Not true, writes Kontorovich, who believes “the European Union labeling threatens to establish a precedent that would allow politicization of the system, undermining United States economic interests in broad and unpredictable ways. Thus it is not surprising that earlier this year, the United States passed a law opposing such European Union measures against Israel.”

Eugene Kontorovich.(Photo: VoiceofIsrael.com / Eugene Kontorovich Facebook page)
Eugene Kontorovich radio interview in Jerusalem. (Photo: VoiceofIsrael.com / Eugene Kontorovich Facebook page)

Indeed, Sen.
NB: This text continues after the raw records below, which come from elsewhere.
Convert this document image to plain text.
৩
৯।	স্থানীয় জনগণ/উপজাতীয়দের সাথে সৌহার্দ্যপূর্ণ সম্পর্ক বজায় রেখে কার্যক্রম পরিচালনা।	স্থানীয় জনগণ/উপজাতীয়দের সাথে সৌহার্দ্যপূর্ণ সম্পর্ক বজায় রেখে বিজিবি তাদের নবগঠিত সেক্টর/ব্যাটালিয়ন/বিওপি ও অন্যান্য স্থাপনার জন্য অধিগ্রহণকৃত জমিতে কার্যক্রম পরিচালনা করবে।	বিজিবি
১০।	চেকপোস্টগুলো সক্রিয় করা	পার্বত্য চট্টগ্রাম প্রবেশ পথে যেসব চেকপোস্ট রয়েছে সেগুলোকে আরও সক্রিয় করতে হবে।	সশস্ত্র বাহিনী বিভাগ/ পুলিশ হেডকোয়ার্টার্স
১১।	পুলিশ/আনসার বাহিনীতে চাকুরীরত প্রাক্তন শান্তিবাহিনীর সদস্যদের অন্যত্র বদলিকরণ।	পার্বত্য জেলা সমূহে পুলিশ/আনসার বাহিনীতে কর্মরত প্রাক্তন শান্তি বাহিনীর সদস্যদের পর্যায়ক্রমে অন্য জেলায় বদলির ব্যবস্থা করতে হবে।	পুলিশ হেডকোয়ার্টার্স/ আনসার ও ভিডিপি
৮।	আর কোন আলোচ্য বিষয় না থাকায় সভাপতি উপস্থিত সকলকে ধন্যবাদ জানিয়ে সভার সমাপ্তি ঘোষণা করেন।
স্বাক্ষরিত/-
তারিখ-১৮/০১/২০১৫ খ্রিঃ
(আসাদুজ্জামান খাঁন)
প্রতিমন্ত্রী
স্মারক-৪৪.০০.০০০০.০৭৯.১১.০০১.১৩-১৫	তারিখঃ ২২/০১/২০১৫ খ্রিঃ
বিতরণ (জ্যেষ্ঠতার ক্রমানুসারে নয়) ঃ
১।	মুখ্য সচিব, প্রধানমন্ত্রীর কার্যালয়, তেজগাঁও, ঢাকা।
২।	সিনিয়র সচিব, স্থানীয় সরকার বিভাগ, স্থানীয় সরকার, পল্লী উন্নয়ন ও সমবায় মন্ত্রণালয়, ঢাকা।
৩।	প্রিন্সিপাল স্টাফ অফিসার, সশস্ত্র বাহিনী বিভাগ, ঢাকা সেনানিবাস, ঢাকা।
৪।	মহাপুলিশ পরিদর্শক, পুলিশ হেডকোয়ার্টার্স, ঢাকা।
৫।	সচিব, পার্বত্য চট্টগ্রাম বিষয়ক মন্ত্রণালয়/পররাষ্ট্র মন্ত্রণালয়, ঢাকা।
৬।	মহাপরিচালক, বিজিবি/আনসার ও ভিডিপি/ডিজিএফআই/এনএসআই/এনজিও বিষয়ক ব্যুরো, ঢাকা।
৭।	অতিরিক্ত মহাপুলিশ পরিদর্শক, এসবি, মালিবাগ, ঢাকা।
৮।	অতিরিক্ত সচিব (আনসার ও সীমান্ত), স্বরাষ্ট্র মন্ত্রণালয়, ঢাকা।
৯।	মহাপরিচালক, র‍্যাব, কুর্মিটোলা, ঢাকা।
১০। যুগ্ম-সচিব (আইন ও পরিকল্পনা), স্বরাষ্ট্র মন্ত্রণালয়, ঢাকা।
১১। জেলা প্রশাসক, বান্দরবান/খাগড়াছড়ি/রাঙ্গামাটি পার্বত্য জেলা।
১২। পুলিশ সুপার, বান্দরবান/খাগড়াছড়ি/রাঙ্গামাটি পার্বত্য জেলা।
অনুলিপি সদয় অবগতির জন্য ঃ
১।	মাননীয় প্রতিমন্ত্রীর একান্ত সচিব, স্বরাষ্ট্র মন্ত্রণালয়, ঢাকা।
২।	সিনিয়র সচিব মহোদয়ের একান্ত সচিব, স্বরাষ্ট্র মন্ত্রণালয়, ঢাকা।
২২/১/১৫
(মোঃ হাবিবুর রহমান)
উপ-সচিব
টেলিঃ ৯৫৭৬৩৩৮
Benjamin L. Cardin (D-MD) in late June introduced Amendment 20 into President Obama’s Fast Track bill, which reads:

A) IN GENERAL.—With respect to an agreement that is proposed to be entered into with the Transatlantic Trade and Investment Partnership countries and to which section 103(b) will apply, the principal negotiating objectives of the United States regarding commercial partnerships are the following:
(i) To discourage actions by potential trading partners that directly or indirectly prejudice or otherwise discourage commercial activity solely between the United States and Israel.

(ii) To discourage politically motivated actions to boycott, divest from, or sanction Israel and to seek the elimination of politically motivated nontariff barriers on Israeli goods, services, or other commerce imposed on the State of Israel.

(iii) To seek the elimination of state-sponsored unsanctioned foreign boycotts against Israel or compliance with the Arab League Boycott of Israel by prospective trading partners.

(B) DEFINITION.—In this paragraph, the term “actions to boycott, divest from, or sanction Israel” means actions by states, non-member states of the United Nations, international organizations, or affiliated agencies of international organizations that are politically motivated and are intended to penalize or otherwise limit commercial relations specifically with Israel or persons doing business in Israel or in Israeli-controlled territories.

In reading both Kontorovich’s well founded opinion, and the Cardin amendment, it appears that the EU Commission’s ruling is actionable, both in the US and in Europe.